Principal component analyses were performed using normalized CPMs for all post-filtered genes (supplemental Fig. 4A,B) and for genes identified as DE (supplemental Fig. 4C). Cartesian representations for PC1 vs PC2 captured most of the variability as additional principal components represented less than 10% of the expression variability in all cases (supplemental Fig. 4A).
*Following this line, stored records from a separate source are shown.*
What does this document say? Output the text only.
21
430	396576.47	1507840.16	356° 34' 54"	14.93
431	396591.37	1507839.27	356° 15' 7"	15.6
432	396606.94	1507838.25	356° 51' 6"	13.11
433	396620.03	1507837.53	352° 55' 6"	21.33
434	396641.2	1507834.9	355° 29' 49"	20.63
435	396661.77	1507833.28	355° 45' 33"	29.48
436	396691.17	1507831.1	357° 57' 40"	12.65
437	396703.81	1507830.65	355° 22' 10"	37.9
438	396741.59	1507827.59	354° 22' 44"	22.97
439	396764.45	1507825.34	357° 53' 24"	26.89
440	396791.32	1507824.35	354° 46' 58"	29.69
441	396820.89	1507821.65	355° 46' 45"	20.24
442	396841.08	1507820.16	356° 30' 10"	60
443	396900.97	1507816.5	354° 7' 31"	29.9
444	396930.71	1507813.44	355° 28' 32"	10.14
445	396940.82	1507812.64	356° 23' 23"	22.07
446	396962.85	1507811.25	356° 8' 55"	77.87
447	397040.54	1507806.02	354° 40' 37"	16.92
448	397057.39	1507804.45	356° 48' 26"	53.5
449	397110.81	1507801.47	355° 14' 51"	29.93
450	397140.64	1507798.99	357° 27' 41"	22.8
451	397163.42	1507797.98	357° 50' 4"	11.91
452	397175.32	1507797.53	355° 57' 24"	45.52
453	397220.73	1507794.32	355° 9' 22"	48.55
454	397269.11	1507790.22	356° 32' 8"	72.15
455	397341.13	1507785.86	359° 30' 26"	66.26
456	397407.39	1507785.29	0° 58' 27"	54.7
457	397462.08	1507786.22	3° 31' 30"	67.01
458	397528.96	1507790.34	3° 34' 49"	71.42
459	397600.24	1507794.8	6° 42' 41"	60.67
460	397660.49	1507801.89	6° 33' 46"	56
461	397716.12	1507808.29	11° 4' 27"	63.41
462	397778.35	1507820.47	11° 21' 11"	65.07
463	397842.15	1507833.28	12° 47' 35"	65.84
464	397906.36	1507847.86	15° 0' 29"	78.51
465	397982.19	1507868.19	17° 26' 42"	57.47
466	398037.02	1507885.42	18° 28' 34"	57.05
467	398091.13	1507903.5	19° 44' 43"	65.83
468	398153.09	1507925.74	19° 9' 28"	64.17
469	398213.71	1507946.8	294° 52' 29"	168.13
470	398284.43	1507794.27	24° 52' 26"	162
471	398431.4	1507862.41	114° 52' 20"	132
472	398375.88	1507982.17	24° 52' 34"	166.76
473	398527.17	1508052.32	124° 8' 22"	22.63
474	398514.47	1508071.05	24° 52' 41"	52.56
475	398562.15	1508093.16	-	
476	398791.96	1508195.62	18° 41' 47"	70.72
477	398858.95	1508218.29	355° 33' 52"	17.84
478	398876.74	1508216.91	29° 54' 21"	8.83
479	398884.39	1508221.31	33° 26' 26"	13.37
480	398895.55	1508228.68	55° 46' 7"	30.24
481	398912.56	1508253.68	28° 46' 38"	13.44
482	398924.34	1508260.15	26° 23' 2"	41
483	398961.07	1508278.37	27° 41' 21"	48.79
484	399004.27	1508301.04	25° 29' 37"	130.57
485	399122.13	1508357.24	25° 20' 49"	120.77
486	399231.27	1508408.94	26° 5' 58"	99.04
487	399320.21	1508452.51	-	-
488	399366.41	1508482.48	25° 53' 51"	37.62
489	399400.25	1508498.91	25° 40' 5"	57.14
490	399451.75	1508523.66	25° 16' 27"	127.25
Expression of MAPT and RASD2 were quantified from total RNA (miRvana kit) at day 0 (hiPSCs), day 6 (embryoid bodies), day 12 (neurorossetes), and day 20 (neurospheres) with quantitative PCR using taqman primers specified above. Data was calculated as 2-ΔCt for changes in gene expression level compared to hiPSCs stage. Two-way ANOVA test followed by Tukey HSD post-hoc tests where applicable were used to test differences in means across different cells lines along differentiation stages.
Funding
This work was funded by the Tau Consortium (K.S.K., A.M.C., C.M.K.), the National Institutes of Health 1U54NS100717 (K.S.K., A.M.C.), R01AG056058 (K.S.K.) and AG046374 (C.M.K.), the National Science Foundation ISS-0808772, ITR 0331697 (S.K.F.), Cohen Veterans Bioscience (K.S.K.) and the Leo and Ann Albert Charitable Trust (K.S.K.). N.J.S. was supported by a postdoctoral EMBO fellowship.
Author contributions
I.H. and G.L. contributed equally, designing and performing experiments and writing the manuscript. I.H. performed the statistical analyses. J.N.R. performed experiments on Rhes biochemistry. M.G. performed mouse experiments and maintained colonies. D.B. performed immunohistochemistry and microscopy experiments. A.K. performed computational quantifications of brain micrographs and mosaics. C.H. and V.C. performed neuronal differentiation from hiPSCs. E.G. performed IonTorrent sequencing for RNAseq experiments. H.Z. performed RNA sequence mapping and quality control. C.M.K. and A.G. contributed isogenic neurons material for Rhes levels validation and iPS lines generation. C.Z. identified FTD patient with MAPT-G55R, collected skin fibroblasts and prepared primary fibroblast culture. N.J.S., A.D., and A.M.C. designed and performed experiments of lonafarnib effect in proteolysis and lysosomes. S.K.F. performed image analysis and critiqued the manuscript. K.S.K. designed the experiments and wrote the manuscript.
Note
Supplementary Information and source data files are available in the online version of the paper
Acknowledgments
We thank Beverly Davidson for designing and packaging AAV vectors used in this study, and Peter Davies for kindly providing MC1 and PHF-1 antibodies, and Yadong Huang for reprogramming CTR2 and CTR3 iPSCs lines. We also thank the NINDS Cell Repository for the fibroblast lines from the MAPT P301L and V337M mutation carriers, as well as Hyung-Seok Kim and Christine Park for reprogramming MAPT-G55R iPSCs Line.
Footnotes
Competing financial interests: K.S.K. consults for ADRx (Thousand Oaks, CA, U.S.A.)